Engagement, c’est sans doute le mot qui caractérise le mieux la vie de Bernard LIGER. Pas des engagements théoriques mais la volonté d’être utile, comme citoyen, quand la cause justifiait l’action. Ce fut tout d’abord le combat citoyen pour maintenir le train de nuit Paris-Briançon et un centre hospitalier de qualité à Briançon.
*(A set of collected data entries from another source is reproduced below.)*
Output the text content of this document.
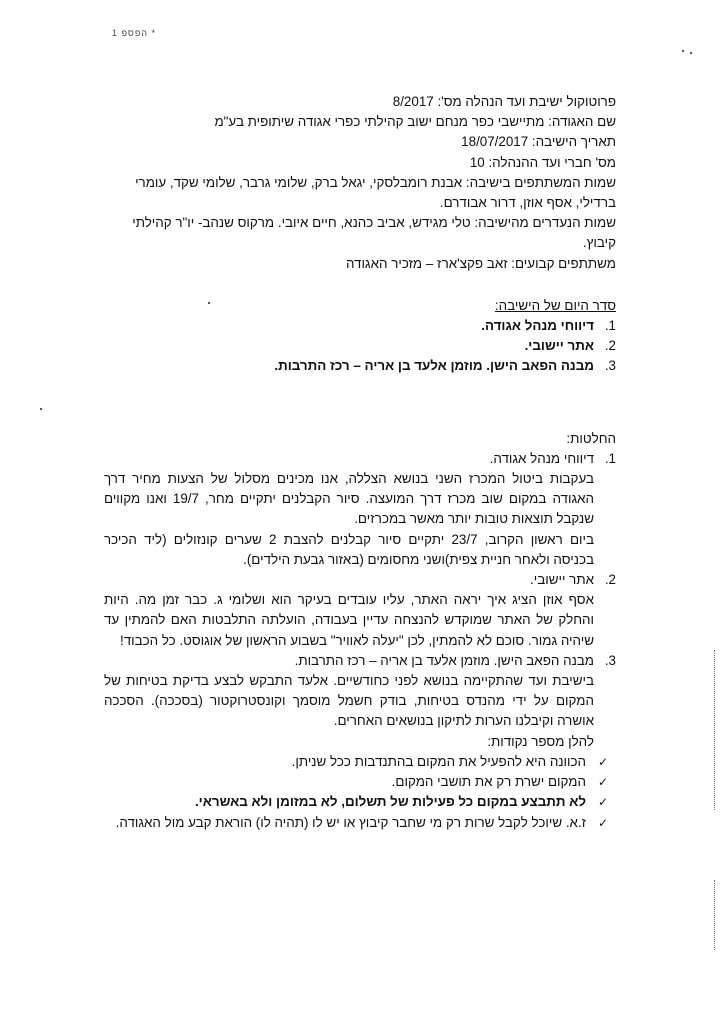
הפספ 1 *

פרוטוקול ישיבת ועד הנהלה מס': 8/2017

שם האגודה: מתיישבי כפר מנחם ישוב קהילתי כפרי אגודה שיתופית בע"מ

תאריך הישיבה: 18/07/2017

מס' חברי ועד ההנהלה: 10

שמות המשתתפים בישיבה: אבנת רומבלסקי, יגאל ברק, שלומי גרבר, שלומי שקד, עומרי ברדילי, אסף אוזן, דרור אבודרם.

שמות הנעדרים מהישיבה: טלי מגידש, אביב כהנא, חיים איובי. מרקוס שנהב- יו"ר קהילתי קיבוץ.

משתתפים קבועים: זאב פקצ'ארז – מזכיר האגודה

סדר היום של הישיבה:

1.
דיווחי מנהל אגודה.
2.
אתר יישובי.
3.
מבנה הפאב הישן. מוזמן אלעד בן אריה – רכז התרבות.

החלטות:

1.
דיווחי מנהל אגודה.

בעקבות ביטול המכרז השני בנושא הצללה, אנו מכינים מסלול של הצעות מחיר דרך האגודה במקום שוב מכרז דרך המועצה. סיור הקבלנים יתקיים מחר, 19/7 ואנו מקווים שנקבל תוצאות טובות יותר מאשר במכרזים.

ביום ראשון הקרוב, 23/7 יתקיים סיור קבלנים להצבת 2 שערים קונזולים (ליד הכיכר בכניסה ולאחר חניית צפית)ושני מחסומים (באזור גבעת הילדים).

2.
אתר יישובי.

אסף אוזן הציג איך יראה האתר, עליו עובדים בעיקר הוא ושלומי ג. כבר זמן מה. היות והחלק של האתר שמוקדש להנצחה עדיין בעבודה, הועלתה התלבטות האם להמתין עד שיהיה גמור. סוכם לא להמתין, לכן "יעלה לאוויר" בשבוע הראשון של אוגוסט. כל הכבוד!

3.
מבנה הפאב הישן. מוזמן אלעד בן אריה – רכז התרבות.

בישיבת ועד שהתקיימה בנושא לפני כחודשיים. אלעד התבקש לבצע בדיקת בטיחות של המקום על ידי מהנדס בטיחות, בודק חשמל מוסמך וקונסטרוקטור (בסככה). הסככה אושרה וקיבלנו הערות לתיקון בנושאים האחרים.

להלן מספר נקודות:

✓
הכוונה היא להפעיל את המקום בהתנדבות ככל שניתן.
✓
המקום ישרת רק את תושבי המקום.
✓
לא תתבצע במקום כל פעילות של תשלום, לא במזומן ולא באשראי.
✓
ז.א. שיוכל לקבל שרות רק מי שחבר קיבוץ או יש לו (תהיה לו) הוראת קבע מול האגודה.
Au-delà des manifestations, c’était avant tout les réunions techniques pour trouver une solution concrète et durable qui le motivaient. Et puis, il y a eu le glissement de terrain du tunnel du Chambon où il a révélé un autre aspect de sa personnalité. Tandis que nous étions le nez sur le guidon de la recherche de moyens financiers pour reconstruire l’ouvrage, Bernard avait choisi de voir plus loin, de s’atteler à la reconstruction de l’économie du territoire afin que l’accompagnement des entreprises ne s’arrête pas à la réouverture de la route.
Enfin, le combat ultime, le plus récent, fut celui en faveur d’une Humanité retrouvée face à un monde qui a peur de l’autre, celui que la guerre ou la faim poussent vers les frontières si éloignées de sa terre natale. Bernard LIGER a fait toute sa vie sienne cette phrase de Clemenceau :  » Quand nous aurons tué l’Espérance, c’est pour l’humanité, la mort ». Partout, il a incarné cette espérance.